Again, whether that's a strategy which someone agrees on or not, it seems to be what they've said they are doing, and what they've done, since the 5e launch.
 

pemerton

Legend
I agree with [MENTION=33464]pedr[/MENTION] on WotC communications: they have been pretty upfront about their publishing strategy, and their broader D&D strategy, and they seem to be implementing it. (Limited rules releases, FR-themed adventures, D&D video games, etc).

And I agree with [MENTION=6616]Maggan[/MENTION], [MENTION=2525]Mistwell[/MENTION], [MENTION=5834]Celtavian[/MENTION] and [MENTION=39815]occam[/MENTION] on the writing thing: this is no different from the sort of freelancing that practically all RPG publishers have relied on for the whole history of the hobby. If freelance authorship counts as outsourcing then TSR was outsourcing with such classic modules as Pharaoh, Ravenloft and White Plume Mountain.
 

justinj3x3

Banned
Banned
All your points are valid and I get all that. But when all I hear is corporate talking points and mention of nothing other than APs every so many months it's concerning. I'm so happy to hear about the Sword Coast book (which I may not buy at all) and wish they had said something like that was an intention (not a definite but an intention) earlier.
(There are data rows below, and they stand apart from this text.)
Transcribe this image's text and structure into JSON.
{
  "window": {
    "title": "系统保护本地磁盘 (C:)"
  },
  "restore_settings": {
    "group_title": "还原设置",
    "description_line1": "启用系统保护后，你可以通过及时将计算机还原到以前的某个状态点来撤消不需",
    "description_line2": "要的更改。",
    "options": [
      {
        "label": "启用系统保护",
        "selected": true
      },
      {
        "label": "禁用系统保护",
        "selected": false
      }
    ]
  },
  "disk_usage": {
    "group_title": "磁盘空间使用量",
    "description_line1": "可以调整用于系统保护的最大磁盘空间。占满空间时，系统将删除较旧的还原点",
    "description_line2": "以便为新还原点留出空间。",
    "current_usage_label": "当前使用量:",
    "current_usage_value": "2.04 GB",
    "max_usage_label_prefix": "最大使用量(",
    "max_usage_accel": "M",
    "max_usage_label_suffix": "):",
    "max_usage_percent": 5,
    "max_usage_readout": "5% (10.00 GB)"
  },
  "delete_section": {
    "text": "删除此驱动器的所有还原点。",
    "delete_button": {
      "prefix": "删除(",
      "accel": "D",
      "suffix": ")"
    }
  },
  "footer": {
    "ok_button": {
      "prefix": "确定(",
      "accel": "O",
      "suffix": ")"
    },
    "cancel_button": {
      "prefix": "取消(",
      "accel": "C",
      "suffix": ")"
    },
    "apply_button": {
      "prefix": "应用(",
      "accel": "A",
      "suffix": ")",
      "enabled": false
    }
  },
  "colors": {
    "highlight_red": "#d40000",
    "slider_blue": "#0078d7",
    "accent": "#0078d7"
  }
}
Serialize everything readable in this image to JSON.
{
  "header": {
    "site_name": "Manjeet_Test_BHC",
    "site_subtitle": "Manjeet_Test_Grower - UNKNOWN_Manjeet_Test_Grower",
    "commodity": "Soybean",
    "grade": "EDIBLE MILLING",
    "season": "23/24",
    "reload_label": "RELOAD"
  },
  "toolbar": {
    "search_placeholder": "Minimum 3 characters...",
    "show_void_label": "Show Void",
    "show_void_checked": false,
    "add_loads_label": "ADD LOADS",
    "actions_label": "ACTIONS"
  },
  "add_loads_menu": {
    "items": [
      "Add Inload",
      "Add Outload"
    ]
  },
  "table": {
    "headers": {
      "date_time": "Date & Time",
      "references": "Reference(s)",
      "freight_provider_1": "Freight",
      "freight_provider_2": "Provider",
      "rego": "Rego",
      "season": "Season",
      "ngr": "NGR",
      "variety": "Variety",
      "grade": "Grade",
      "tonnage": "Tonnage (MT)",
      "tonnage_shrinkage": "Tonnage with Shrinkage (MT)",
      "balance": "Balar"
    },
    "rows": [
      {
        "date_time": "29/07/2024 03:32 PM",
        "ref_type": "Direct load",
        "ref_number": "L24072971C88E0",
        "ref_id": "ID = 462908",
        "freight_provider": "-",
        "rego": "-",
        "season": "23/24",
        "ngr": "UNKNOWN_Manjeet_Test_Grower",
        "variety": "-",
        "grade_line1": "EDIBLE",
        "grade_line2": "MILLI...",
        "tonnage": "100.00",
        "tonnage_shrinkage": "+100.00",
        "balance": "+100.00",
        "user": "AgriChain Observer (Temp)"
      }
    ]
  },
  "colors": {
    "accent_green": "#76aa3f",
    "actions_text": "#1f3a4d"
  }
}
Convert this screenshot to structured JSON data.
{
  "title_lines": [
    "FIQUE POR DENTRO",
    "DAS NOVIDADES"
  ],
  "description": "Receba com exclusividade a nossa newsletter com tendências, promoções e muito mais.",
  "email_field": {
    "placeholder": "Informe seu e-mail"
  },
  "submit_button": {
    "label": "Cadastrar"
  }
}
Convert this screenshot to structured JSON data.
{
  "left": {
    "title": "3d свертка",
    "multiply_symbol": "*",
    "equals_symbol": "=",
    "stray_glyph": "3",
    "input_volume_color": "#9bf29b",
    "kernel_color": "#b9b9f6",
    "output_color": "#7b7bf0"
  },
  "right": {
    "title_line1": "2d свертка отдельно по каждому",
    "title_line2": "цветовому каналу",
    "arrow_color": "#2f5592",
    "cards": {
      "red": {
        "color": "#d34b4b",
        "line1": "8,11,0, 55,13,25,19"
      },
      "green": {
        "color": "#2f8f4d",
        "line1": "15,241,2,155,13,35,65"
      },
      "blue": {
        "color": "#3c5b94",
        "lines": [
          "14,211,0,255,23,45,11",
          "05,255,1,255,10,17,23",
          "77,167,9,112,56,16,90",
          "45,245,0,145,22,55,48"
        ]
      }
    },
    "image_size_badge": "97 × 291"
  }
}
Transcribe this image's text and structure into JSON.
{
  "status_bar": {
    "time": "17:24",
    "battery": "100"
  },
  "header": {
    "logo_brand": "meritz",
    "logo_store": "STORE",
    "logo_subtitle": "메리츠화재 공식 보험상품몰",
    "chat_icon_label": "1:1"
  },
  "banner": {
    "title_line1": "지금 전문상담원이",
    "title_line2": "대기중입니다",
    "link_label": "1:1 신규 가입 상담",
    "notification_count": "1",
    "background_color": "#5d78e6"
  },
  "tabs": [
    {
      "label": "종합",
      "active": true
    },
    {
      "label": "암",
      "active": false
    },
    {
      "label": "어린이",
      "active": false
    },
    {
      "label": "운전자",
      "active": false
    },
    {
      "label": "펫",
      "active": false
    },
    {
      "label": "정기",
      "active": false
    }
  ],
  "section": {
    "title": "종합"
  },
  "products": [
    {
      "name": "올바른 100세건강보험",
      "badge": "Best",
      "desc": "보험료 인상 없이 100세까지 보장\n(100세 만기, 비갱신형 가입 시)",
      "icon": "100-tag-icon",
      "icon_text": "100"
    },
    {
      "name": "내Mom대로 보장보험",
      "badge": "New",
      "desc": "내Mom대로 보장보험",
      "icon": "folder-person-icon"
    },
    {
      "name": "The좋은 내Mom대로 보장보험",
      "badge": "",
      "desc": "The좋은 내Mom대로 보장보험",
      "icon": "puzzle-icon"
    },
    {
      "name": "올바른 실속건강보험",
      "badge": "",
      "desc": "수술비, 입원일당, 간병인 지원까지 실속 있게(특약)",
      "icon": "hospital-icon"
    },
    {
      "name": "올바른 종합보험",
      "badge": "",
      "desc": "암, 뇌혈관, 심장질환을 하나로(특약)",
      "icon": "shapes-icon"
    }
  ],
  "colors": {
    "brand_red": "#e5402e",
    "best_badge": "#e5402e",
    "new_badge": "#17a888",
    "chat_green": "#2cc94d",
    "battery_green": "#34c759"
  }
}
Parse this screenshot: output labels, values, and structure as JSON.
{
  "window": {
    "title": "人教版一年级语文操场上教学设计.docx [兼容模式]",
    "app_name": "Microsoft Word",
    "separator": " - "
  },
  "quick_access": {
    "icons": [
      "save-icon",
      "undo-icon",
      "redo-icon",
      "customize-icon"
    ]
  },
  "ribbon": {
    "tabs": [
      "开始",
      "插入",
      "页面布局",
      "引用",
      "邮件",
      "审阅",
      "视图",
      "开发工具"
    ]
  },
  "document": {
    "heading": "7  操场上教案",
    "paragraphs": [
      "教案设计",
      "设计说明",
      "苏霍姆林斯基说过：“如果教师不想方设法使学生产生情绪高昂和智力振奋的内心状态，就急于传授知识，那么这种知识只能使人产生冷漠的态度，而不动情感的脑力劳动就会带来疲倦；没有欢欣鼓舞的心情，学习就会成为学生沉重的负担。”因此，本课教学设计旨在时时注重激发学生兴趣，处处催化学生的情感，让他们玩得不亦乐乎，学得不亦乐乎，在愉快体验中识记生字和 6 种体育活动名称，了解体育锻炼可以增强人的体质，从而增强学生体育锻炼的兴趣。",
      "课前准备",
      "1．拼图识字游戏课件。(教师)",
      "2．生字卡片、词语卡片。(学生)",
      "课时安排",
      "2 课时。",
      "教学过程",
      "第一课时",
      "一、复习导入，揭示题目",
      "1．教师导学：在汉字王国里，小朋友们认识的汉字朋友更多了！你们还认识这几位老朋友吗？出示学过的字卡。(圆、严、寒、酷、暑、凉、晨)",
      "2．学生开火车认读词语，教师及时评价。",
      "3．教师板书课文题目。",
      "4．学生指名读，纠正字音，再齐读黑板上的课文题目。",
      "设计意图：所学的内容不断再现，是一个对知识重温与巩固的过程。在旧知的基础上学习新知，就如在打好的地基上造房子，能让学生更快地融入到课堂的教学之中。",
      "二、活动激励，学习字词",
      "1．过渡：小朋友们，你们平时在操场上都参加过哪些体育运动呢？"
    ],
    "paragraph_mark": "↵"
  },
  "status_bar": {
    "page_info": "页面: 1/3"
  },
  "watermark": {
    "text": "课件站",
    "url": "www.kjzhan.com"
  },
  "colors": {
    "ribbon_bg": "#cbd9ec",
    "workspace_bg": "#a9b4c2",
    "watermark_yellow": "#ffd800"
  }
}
I know it's paranoia, but like I said the tight-lipped approach leaves me with nothing but my own imagination. We all know that if you want to make a monster in a movie scary you don't show the monster. Our imaginations are going to fill in the blanks with things way more scary than you can produce. WOTC aren't showing me the monster. But they seem to be gradually so I'm crossing my fingers.

And again this is just my paranoid point of view.
 


aramis erak

Legend
I'm confused as to why you think that working hand-in-hand with Wizards makes an AP less likely to work in Organized Play than something that is purely outsourced.

I think he's wondering why the level of intervention by Wizards leaves the big modules as poor fits, when the implied level of oversight should produce something that fits better.

Outsourcing in the classic sense should make the modules less tightly tied to each other; the issue here, however, is as much "These adventures are for a playstyle that is hard to use in 2-3 hour chunks." And that's something that overisght and feedback as described should reduce.